“What if we can take the processed food we already eat and turn it into a super nutritious meal?” Enrique Gonzalez, co-founder and CEO of Eat Limmo, first posed this question to himself at age 15 when he learned he was pre-diabetic.
Mexico-based startup, Eat Limmo, unlocks the power of nature to reinvent food production. According to a study by the United Nations Food and Agricultural Organization, Mexico has the highest rate of obesity in the northern hemisphere. The detrimental health issues, such as heart disease and Type 2 Diabetes, associated with obesity are causing a public health crisis. Conventional wisdom tells us that nutrition is the result of healthy-food choices when in reality it’s a matter of healthy-food access.

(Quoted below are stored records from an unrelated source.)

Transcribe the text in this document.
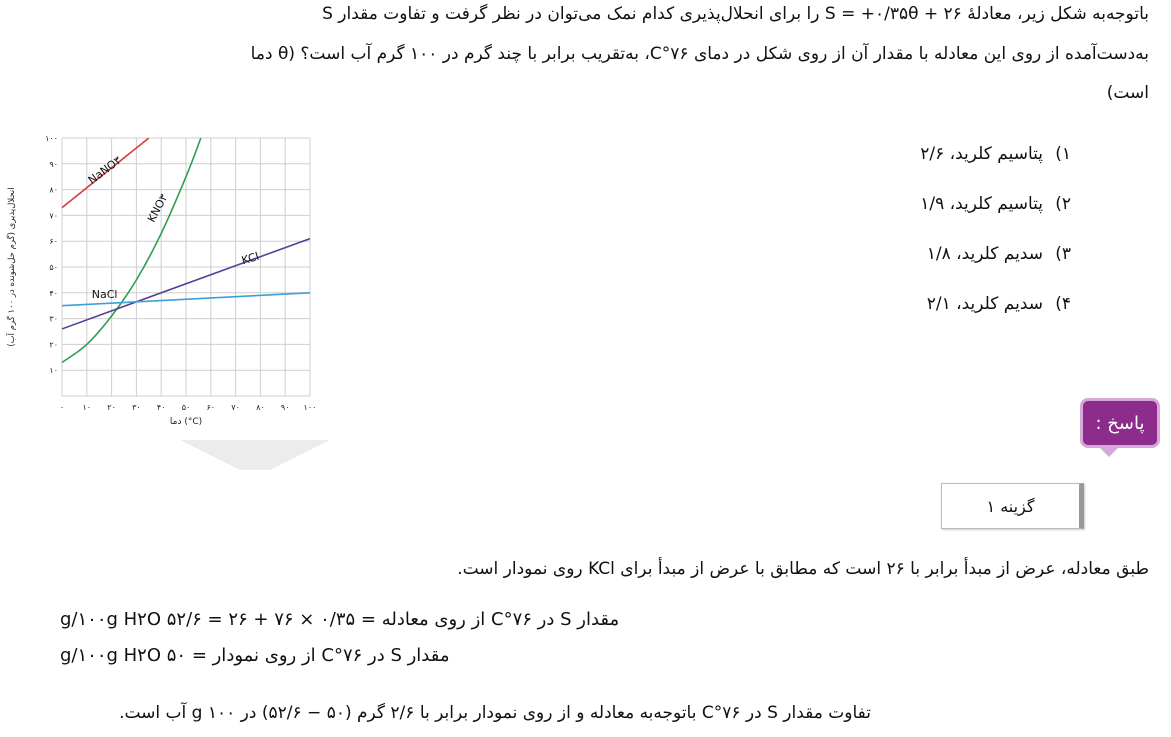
باتوجه‌به شکل زیر، معادلهٔ S = +۰/۳۵θ + ۲۶ را برای انحلال‌پذیری کدام نمک می‌توان در نظر گرفت و تفاوت مقدار S
به‌دست‌آمده از روی این معادله با مقدار آن از روی شکل در دمای ۷۶°C، به‌تقریب برابر با چند گرم در ۱۰۰ گرم آب است؟ (θ دما
است)
۱)پتاسیم کلرید، ۲/۶
۲)پتاسیم کلرید، ۱/۹
۳)سدیم کلرید، ۱/۸
۴)سدیم کلرید، ۲/۱
۰ ۱۰ ۲۰ ۳۰ ۴۰ ۵۰ ۶۰ ۷۰ ۸۰ ۹۰ ۱۰۰
۱۰
۲۰
۳۰
۴۰
۵۰
۶۰
۷۰
۸۰
۹۰
۱۰۰
دما (°C)
انحلال‌پذیری (گرم حل‌شونده در ۱۰۰ گرم آب)
NaNO۳
KNO۳
KCl
NaCl
پاسخ :
گزینه ۱
طبق معادله، عرض از مبدأ برابر با ۲۶ است که مطابق با عرض از مبدأ برای KCl روی نمودار است.
مقدار S در ۷۶°C از روی معادله = ۰/۳۵ × ۷۶ + ۲۶ = ۵۲/۶ g/۱۰۰g H۲O
مقدار S در ۷۶°C از روی نمودار = ۵۰ g/۱۰۰g H۲O
تفاوت مقدار S در ۷۶°C باتوجه‌به معادله و از روی نمودار برابر با ۲/۶ گرم (۵۰ − ۵۲/۶) در ۱۰۰ g آب است.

In response to obesity reports, the government passed a tax on sugary drinks and select processed foods. But Eat Limmo revolutionizes food production in Mexico by changing the source. In 2013, along with Flavio Siller, Gonzalez entered a national business plan competition called Nanotech-Biotech in the city of Monterrey. Their winning proposal leveraged a key waste point in the food production chain. Each year in Mexico, 40 million tons of peels and seeds from harvested fruits and vegetables are discarded. Those wasted parts can feed up to 28 million people—if they are converted into a consumable ingredient. So Eat Limmo takes the seeds and peels, the most nutritious part of the fruit, and—under a patent-pending process—transforms those normally discarded parts to functional, affordable ingredients.
Bakeries, hotels and restaurants throughout Mexico incorporate Limmo into their traditional recipes. “You can lower up to 80 percent fat trans, 60 percent less calories and have more than twice the nutrients in breads, snacks and tortillas,” says Gonzalez. “Keeping the same delicious flavor at a lower cost.” In some recipes, it is possible to add dietary fibers, proteins and antioxidants that do not ordinarily contain them. It also extends the shelf life of the product.
“The a-ha moments come for manufacturers when we test a product, “ says Gonzalez. “We test say a formulation for say cookie dough: this is great, more shelf live, lower production costs without eggs, more nutrients and great taste. These are incentives to adopt our product and to use products for new developments.”
“We go business to business and say here is our product,” explains Gonzalez. “You can improve nutrition with no extra cost to you or the consumer.” Food specialists buy the ingredient to offer their products at a lower cost with higher nutritional value and quality. Manufacturers save eight to twelve percent on production costs by replacing costly eggs and oils and by extending the shelf life of their product.
Gozalez’s own passion for cooking fuels him to find ways to improve it. He says he experiments with Limmo in his own kitchen. “From everything from steaks, soups and salads, I try to level my food to be more healthy. I’ve learned a lot about the science of cooking. As an economist, I try to understand, why processes are happening—you have to understand the science when you are substituting an ingredient.” He brings this intimate understanding of the product to the table along with a background in management, commercial and financial expertise.
Eat Limmo plans to expand by raising funds for a second and larger manufacturing plant to produce more of their crucial ingredient. Once their production rate increases, the duo can continue to increase awareness and health at the level of the source. And they don’t want to be limited to changing diets in Mexico. Their plan includes eventually scaling to Africa and Latin America to build plants to source raw materials to offer to local manufacturers.
The speed at which Mexicans have switched from a diet dominated by maize and beans to one overflowing with processed fats and sugars presents a unique challenge. Eat Limmo leverages the tools of the biotech industry and award winning ingenuity to make the difficult task of accessing healthy food easier. This is a crucial turning point for food production.
“Nutrition doesn’t have to be expensive,” says Gonzalez. “It really is possible.”